Optional user-supplied lambda sequence; default is NULL, and glmnet chooses its own sequence. Note that this is done for the full model (master sequence), and separately for each fold. The fits are then alligned using the master sequence (see the allignment argument for additional details). Adapting lambda for each fold leads to better convergence. When lambda is supplied, the same sequence is used everywhere, but in some GLMs can lead to convergence issues

In short, glmnet suggests using their automatically generated lambda sequences and I just follow that convention within bolasso. I'm guessing this is why we're seeing somewhat different results!

What exactly bolasso is doing under the hood

The following code shows pretty much exactly what the package is actually doing. The package just adds a bunch more junk so the different Lasso implementations play nice together 😆

data(PimaIndiansDiabetes, package = "mlbench")
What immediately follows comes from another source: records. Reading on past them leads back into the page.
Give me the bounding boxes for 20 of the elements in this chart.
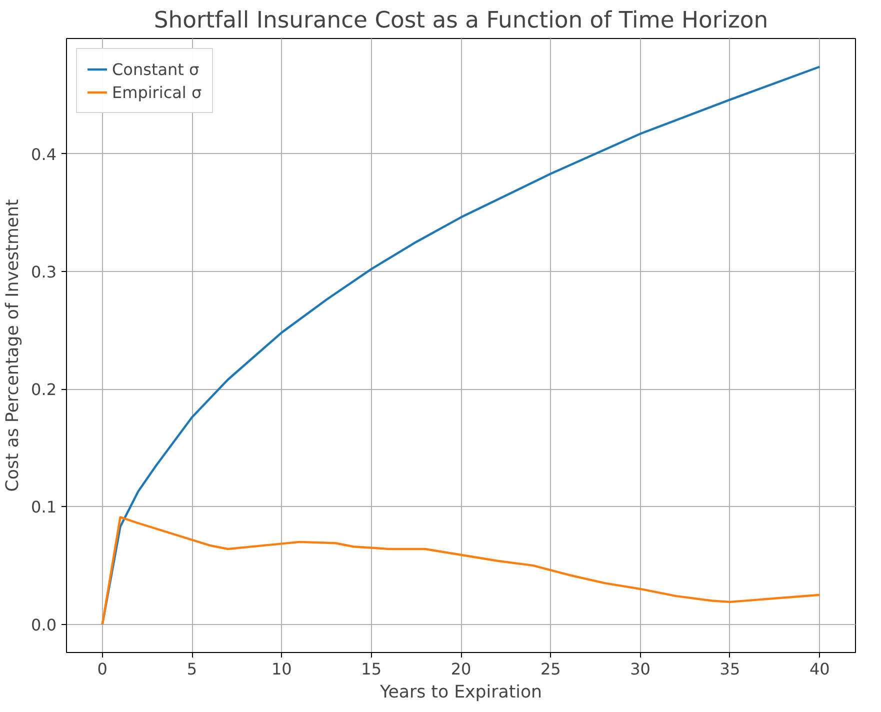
- legend-label: Empirical σ: [112, 82, 202, 102]
- line-series: [101, 516, 821, 626]
- x-tick-label: 0: [97, 660, 108, 678]
- y-axis-title: Cost as Percentage of Investment: [3, 199, 24, 492]
- x-tick-label: 40: [809, 660, 830, 678]
- y-tick-label: 0.4: [31, 144, 57, 164]
- x-tick-label: 25: [540, 660, 561, 678]
- y-tick-label: 0.3: [31, 262, 57, 282]
- x-tick-label: 15: [361, 660, 382, 678]
- y-tick-label: 0.0: [31, 615, 57, 634]
- x-tick-label: 30: [630, 660, 650, 678]
- x-tick-label: 35: [720, 660, 740, 678]
- x-tick-label: 20: [450, 660, 472, 678]
- legend-label: Constant σ: [112, 60, 200, 78]
- y-tick-label: 0.2: [31, 380, 57, 400]
- chart-title: Shortfall Insurance Cost as a Function of Time Horizon: [154, 8, 768, 34]
- x-tick-label: 5: [186, 660, 198, 678]
- x-axis-title: Years to Expiration: [378, 682, 542, 702]
- x-tick-label: 10: [272, 660, 292, 678]
- y-tick-label: 0.1: [31, 498, 57, 517]
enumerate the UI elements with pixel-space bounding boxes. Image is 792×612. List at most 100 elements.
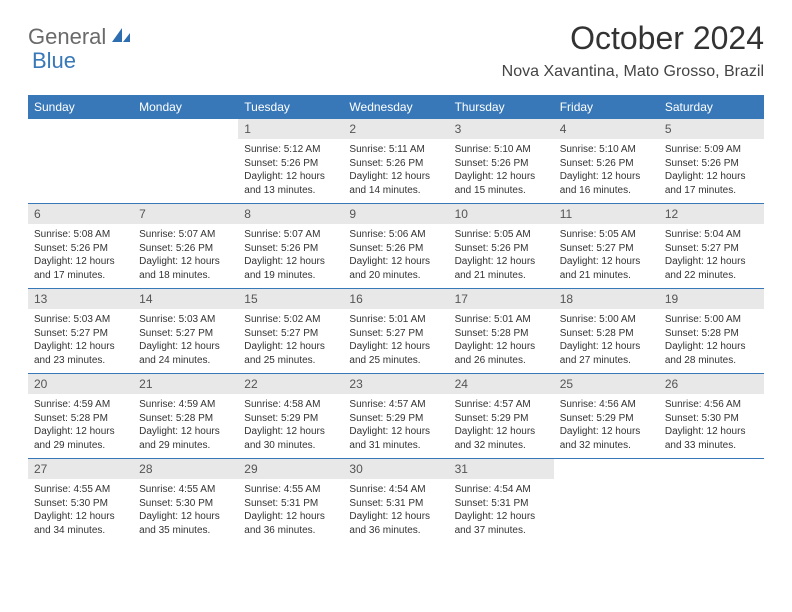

### Results from the Bolasso package #######################################

library(bolasso)
#> Loading required package: Matrix

set.seed(123)
model <- bolasso(
  diabetes ~ .,
  data = PimaIndiansDiabetes,
  n.boot = 100, 
  implement = "glmnet",
  family = "binomial"
)
#> Loaded glmnet 4.1-4
selected_vars(model, threshold = 0.98)
#> # A tibble: 5 × 2
#>   variable  mean_coef
#>   <chr>         <dbl>
#> 1 Intercept   -8.15  
#> 2 pregnant     0.119 
#> 3 glucose      0.0348
#> 4 mass         0.0821
#> 5 pedigree     0.849

### What it's doing under the hood #########################################

library(dplyr)
library(tidyr)

set.seed(123)
bootstraps <- lapply(
  1:100,
  function(i) {
    idx <- sort(sample(nrow(PimaIndiansDiabetes), replace = TRUE))
    PimaIndiansDiabetes[idx, ]
  }
)
coefs <- lapply(
  bootstraps,
  function(d) {
    X <- model.matrix(diabetes ~ . - 1, data = d)
    y <- d$diabetes
    drop(coef(cv.glmnet(x = X, y = y, family = "binomial"), s = "lambda.min"))
  }
)
# The reason the coefficients aren't 100% identical is randomness from
# glmnet selecting the k-folds.
coefs |>
  bind_rows() |>
  summarise(
    across(
      .fns = list("prop" = ~ (\(i) sum(i == 0)/100)(.x), "mean" = ~ mean(.x))
    )
  ) |>
  pivot_longer(
    cols = everything(),
    names_to = c("var", "meas"),
    names_sep = "_"
  ) |>
  group_by(var) |>
  mutate(drop = value[meas == "prop"] < .02) |>
  ungroup() |>
  filter(drop, meas == "mean") |>
  select(var, value)
#> # A tibble: 5 × 2
#>   var           value
#>   <chr>         <dbl>
#> 1 (Intercept) -8.17  
#> 2 pregnant     0.119 
#> 3 glucose      0.0350
#> 4 mass         0.0823
#> 5 pedigree     0.854

Hopefully this all is helpful!

Pascal-Schmidt commented 2 years ago

Thanks for the response :)

I guess the difference is the lambda sequence then. I was using a grid_latin_hypercube but willl try to implement the algoorithm with the glmnet package an their lambda sequence.

Thanks again for the package and putting it on CRAN!